Manson's early work in radio included a variety of roles in different programs. Her career gained stability, however, when a radio director saw her perform on Broadway in a Theater Guild production of Ringside Seat. The result was a long-term contract to star as Bryn Barrington in Society Girl on CBS radio. Following that role, she moved to Chicago, where she starred in the drama Stepmother for 18 months. She later had the leading female role in King's Row. Her other roles on radio included Marjorie Whitney on The Romance of Helen Trent, Rose Kransky on Guiding Light, Patsy Bowen on Nick Carter, Master Detective and Dr. Carson McVicker on Road of Life. She also was a supporting actress on The Brighter Day.

Manson was active in commercials on radio.

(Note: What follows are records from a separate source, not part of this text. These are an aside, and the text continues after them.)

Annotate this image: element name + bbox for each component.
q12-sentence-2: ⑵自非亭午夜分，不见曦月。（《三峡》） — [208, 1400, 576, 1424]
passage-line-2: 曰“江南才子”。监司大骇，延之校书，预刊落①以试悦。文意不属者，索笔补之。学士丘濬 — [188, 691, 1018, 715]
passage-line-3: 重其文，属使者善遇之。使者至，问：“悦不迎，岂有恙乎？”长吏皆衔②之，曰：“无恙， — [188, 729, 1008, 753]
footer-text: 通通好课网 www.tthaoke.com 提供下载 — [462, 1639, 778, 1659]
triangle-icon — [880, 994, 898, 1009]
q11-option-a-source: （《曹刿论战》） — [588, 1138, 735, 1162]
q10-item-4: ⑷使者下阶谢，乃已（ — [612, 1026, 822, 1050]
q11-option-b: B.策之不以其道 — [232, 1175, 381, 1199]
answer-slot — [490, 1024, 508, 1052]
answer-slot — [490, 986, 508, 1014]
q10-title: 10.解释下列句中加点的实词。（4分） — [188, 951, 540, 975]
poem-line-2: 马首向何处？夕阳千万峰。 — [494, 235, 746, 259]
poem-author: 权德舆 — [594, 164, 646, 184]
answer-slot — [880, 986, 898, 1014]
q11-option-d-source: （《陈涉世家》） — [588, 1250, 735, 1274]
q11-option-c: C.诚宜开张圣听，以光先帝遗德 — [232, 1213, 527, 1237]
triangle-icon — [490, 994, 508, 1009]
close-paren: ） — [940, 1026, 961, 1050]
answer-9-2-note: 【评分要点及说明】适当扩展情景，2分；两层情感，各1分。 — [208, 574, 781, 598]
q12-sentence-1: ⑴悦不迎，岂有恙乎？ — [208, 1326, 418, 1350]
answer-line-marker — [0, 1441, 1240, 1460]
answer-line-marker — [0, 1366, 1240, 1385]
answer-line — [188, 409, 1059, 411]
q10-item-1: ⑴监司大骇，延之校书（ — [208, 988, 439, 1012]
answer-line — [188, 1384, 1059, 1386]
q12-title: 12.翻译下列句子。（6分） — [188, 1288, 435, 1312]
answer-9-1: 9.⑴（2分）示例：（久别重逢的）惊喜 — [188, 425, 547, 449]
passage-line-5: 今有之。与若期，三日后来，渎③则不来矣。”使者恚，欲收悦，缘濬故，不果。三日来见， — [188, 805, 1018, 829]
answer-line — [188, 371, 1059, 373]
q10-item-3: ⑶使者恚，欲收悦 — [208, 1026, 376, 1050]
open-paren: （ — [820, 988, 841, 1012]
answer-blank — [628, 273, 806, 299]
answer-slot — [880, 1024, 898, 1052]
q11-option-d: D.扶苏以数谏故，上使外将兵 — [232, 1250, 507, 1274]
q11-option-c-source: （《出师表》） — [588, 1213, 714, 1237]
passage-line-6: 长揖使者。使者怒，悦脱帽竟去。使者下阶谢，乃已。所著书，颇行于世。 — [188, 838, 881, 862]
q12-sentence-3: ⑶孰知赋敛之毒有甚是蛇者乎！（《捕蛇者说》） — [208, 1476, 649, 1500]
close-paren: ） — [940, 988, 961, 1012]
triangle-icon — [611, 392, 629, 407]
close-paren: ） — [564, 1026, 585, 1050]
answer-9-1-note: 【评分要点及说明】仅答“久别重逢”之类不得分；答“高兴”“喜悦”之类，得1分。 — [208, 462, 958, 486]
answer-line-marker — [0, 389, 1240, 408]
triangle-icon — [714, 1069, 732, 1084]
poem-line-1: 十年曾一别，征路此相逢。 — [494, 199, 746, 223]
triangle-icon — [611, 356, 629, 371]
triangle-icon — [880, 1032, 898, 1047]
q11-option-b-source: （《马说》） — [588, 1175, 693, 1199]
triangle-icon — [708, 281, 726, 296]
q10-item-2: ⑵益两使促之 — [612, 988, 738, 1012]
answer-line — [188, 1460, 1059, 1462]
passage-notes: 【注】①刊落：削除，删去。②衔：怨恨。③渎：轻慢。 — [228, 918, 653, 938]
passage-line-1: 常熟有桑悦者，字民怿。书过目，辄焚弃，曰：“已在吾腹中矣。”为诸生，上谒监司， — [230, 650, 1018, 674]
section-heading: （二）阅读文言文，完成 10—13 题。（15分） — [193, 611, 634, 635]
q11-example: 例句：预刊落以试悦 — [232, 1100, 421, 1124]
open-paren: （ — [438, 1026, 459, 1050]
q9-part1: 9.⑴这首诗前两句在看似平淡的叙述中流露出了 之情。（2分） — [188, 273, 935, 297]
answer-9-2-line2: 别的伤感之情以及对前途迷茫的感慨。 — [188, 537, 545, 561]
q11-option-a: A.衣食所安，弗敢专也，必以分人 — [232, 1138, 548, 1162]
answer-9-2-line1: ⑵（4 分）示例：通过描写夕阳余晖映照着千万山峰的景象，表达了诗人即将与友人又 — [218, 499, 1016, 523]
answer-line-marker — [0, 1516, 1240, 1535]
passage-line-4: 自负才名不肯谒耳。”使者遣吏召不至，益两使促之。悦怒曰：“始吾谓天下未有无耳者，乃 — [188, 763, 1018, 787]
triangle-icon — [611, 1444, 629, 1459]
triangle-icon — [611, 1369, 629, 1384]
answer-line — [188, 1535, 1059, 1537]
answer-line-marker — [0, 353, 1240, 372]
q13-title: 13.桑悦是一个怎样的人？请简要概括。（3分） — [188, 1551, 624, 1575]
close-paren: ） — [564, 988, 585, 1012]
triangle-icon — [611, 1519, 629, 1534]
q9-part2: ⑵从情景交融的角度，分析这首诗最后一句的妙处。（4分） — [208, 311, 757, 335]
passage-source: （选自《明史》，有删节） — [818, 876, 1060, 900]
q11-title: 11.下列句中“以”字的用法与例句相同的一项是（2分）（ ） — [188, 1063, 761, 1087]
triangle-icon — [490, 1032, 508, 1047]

Her roles in that regard included being the Camay Girl on Big Sister, the Puritan Girl on True or False, the Ronson Girl on Twenty Questions, and the Speidell Girl on Stop the Music. Perhaps her biggest commercial role was as Carol Douglas, beauty consultant. The manufacturer of the products she endorsed paid six secretaries to write letters answering beauty questions that listeners addressed to the fictitious Douglas.

On September 14, 1958, Manson fell down steps in an accident that caused a double fracture of her neck and paralyzed her. However, citing her faith in God and in herself, she resisted her doctors' prognosis that she might never walk again. After 10 weeks, she began wearing a steel brace and had some movement. She was able to resume playing Gillian Gray on This Is Nora Drake on radio. Her brace was removed on February 15, 1959, and her doctors at the Hospital for Joint Diseases in Manhattan described her recovery as a "medical miracle".

==Personal life==
In 1949, Manson married singer Dick Brown in New York. In her spare time she visited New York radio stations promoting his records.